対して、「GFX 50S」のメニューは設定するのが難しいくらいの膨大な項目が並びます。これは、撮影後にRawに対して行なう調整をカメラ設定だけで行ない、Jpegで完結できるようになっているためです。Jpegのアスペクトレシオだけで7種類、富士フイルム独特のフィルムシミュレーションは15タイプあります。画像のトリミングやリサイズは再生メニューでできます。これらは「パソコンが得意ではない」とか「できればパソコンは触りたくない」というユーザーに向けているのではないでしょうか。富士フイルムでは、Rawデータはカメラ内現像を推奨していて純正Raw現像ソフトは提供していません。パソコンでのRaw現像には、「RAW FILE CONVERTER EX 2.0 powered by SILKYPIX」をバンドルしています。これは富士フイルムのRawデータにのみ対応したバージョンです。
ソフトウェアの使い勝手
どちらのカメラを使っても撮影時は基本的な設定だけでテザー撮影を行ない、ソフトで調整するのが一般的だと思いますが、みなさんはいかがでしょう。

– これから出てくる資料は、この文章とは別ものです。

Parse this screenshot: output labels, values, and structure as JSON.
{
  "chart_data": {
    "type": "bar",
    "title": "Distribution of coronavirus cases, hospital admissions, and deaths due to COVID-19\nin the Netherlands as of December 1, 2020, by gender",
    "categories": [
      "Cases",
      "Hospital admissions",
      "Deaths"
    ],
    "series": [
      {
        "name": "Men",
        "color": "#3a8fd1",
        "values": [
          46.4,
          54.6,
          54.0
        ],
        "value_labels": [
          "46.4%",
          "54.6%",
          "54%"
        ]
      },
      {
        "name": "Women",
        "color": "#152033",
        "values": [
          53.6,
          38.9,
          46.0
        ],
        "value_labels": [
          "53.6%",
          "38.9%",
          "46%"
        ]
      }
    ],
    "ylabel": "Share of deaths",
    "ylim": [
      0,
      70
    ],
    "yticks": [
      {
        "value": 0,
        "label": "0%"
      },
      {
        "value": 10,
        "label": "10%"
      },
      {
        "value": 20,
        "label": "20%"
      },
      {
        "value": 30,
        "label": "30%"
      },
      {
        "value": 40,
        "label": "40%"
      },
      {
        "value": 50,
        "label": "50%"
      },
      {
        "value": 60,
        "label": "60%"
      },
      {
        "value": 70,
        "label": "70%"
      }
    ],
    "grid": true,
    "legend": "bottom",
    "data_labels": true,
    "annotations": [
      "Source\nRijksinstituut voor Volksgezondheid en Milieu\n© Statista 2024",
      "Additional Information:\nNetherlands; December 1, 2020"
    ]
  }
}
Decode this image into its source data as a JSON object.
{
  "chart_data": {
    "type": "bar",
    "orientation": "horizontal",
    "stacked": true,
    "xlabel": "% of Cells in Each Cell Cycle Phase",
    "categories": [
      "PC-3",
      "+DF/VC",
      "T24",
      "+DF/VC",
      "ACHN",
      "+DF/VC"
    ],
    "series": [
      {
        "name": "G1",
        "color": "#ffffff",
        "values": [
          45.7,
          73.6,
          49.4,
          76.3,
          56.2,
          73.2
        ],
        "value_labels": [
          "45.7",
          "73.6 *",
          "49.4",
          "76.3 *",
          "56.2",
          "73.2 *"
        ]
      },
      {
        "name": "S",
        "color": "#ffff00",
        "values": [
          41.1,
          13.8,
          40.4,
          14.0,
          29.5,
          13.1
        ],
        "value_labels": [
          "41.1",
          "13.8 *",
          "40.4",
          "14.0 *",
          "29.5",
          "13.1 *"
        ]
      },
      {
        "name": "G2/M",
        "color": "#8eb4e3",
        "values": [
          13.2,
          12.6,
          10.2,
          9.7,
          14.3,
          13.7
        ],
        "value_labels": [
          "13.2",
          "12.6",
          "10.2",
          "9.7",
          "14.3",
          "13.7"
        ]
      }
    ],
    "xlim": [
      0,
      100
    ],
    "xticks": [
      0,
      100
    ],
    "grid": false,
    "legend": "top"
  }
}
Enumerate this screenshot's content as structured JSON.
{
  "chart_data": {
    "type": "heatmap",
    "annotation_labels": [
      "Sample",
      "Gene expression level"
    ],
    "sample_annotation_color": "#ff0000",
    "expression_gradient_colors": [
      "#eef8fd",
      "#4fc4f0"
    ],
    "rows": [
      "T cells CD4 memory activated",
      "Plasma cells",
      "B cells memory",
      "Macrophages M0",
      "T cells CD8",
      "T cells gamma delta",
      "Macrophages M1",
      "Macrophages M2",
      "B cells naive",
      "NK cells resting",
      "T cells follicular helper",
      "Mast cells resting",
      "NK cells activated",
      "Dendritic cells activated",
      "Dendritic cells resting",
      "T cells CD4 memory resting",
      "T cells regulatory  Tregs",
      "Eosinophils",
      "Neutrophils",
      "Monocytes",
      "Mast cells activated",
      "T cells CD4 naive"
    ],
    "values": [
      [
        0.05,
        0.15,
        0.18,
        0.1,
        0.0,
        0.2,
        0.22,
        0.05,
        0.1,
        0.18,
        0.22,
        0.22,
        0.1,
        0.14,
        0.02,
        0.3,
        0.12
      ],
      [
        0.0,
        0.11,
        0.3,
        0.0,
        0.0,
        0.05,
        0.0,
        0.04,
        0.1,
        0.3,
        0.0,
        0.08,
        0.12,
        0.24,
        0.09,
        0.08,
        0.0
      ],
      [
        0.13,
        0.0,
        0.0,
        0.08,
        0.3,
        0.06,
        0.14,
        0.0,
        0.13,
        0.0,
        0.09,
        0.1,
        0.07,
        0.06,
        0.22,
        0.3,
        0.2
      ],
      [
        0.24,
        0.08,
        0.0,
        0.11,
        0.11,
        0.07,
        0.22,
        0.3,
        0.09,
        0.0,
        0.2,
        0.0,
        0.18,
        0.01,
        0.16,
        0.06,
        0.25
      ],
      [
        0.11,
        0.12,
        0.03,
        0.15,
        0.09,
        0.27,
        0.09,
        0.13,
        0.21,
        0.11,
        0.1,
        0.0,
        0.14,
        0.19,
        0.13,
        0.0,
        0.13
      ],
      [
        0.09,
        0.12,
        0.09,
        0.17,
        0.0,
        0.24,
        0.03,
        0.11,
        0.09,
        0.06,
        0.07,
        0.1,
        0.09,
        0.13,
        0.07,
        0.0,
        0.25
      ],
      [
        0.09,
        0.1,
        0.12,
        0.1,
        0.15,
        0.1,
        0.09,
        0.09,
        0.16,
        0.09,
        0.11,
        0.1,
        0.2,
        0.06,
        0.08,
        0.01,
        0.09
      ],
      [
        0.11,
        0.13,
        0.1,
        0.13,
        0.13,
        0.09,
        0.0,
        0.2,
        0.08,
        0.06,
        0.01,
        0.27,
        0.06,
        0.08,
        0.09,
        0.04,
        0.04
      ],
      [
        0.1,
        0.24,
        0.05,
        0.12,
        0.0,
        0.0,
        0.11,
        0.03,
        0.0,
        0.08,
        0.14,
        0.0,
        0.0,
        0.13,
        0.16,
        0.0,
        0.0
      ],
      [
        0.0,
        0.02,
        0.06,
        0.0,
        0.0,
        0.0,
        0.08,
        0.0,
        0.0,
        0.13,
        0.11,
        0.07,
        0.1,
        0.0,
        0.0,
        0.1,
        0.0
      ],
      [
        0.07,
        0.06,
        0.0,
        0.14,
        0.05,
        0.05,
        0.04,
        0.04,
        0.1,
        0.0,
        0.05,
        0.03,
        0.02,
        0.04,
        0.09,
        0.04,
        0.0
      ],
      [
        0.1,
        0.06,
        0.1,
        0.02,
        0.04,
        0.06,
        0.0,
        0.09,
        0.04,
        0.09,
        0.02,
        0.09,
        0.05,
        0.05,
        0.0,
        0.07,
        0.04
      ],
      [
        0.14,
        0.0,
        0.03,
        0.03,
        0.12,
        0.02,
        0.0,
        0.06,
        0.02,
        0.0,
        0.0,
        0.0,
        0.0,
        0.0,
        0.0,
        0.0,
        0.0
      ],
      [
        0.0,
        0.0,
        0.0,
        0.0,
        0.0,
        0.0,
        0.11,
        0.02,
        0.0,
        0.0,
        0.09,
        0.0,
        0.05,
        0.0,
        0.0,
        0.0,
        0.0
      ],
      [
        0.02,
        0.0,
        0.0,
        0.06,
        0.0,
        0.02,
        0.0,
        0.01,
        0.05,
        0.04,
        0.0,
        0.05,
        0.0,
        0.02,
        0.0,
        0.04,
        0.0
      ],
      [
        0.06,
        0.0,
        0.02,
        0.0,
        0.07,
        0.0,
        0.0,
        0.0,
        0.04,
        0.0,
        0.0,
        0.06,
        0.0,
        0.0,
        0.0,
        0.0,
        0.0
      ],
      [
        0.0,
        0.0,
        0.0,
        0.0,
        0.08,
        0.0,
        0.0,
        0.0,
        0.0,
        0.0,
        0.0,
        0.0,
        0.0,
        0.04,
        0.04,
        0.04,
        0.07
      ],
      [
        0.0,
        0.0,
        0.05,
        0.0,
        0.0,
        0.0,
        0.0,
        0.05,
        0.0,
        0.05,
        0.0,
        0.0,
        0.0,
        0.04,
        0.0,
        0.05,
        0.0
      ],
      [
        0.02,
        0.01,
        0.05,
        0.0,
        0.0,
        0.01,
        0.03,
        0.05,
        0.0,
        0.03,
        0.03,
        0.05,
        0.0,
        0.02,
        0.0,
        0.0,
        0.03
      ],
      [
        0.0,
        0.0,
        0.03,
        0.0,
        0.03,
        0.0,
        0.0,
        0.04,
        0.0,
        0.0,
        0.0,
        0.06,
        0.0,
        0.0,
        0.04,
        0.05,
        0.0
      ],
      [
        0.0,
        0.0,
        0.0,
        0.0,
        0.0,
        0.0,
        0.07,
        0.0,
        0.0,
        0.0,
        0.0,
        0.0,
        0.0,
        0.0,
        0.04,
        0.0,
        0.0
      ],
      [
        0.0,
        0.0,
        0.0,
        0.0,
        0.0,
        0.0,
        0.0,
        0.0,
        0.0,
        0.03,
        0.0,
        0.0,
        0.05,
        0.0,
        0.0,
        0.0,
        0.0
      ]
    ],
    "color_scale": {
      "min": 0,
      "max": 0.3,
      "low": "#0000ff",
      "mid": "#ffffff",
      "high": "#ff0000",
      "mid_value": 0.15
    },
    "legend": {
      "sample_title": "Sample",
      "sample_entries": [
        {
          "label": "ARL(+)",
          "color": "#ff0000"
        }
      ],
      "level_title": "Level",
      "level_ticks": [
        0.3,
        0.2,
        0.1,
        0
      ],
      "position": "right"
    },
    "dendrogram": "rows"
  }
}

ハッセルブラッドのソフトウェアは「Phocus」(Mac、Windows)一本でテザー撮影から調整そして現像まで行なえます。パソコンからのコントロールやライブビューもこのソフトで可能です。以前のソフトウェアと比較するとずいぶんと使いやすくなりました。ハッセルブラッドでは「Lightroom」も推奨ソフトになっていて、「Lightroom」でテザー撮影を可能にするための「Hasselblad Tether Plugin」を無償で提供しています。
富士フイルムのテザーには、3種類のソフトが選べます。単に転送するだけの「FUJIFILMX Acquire」。カメラのコントロールやパソコン上でのライブビューまで可能な「HS-V5」(別売。Windowsのみ)。Lightroomに「HS-V5」と同じ機能を提供する「Tether Shooting Plugin PRO for Adobe® Photoshop® Lightroom」(別売。Mac、Windows)です。「HS-V5」と「Lightroom」プラグインは、機能がほぼ変わらないのでRaw撮影であれば「Tether Shooting Plugin PRO」が良いでしょう。
両機種とも新鋭機らしくWi-Fi機能を搭載。それぞれ「Phocus Mobile」(iOSのみ)、「FUJIFILM Camera Remote」(iOS・Android)を使用してスマートフォンやタブレットでカメラコントロールや撮影、撮影画像の閲覧ができるようになっています。テザー撮影ができないときの画像確認には便利です。
※この記事はコマーシャル・フォト2017年7月号から転載しています。
BOCO塚本 BOCO Tsukamoto
1961年生まれ。1994年フリーランス、2004年ニューヨークSOHOにてART GALA出展、2007年個展「融和」、ほかグループ展、執筆多数。公益社団法人日本広告写真家協会(APA)理事、京都光華女子大学非常勤講師。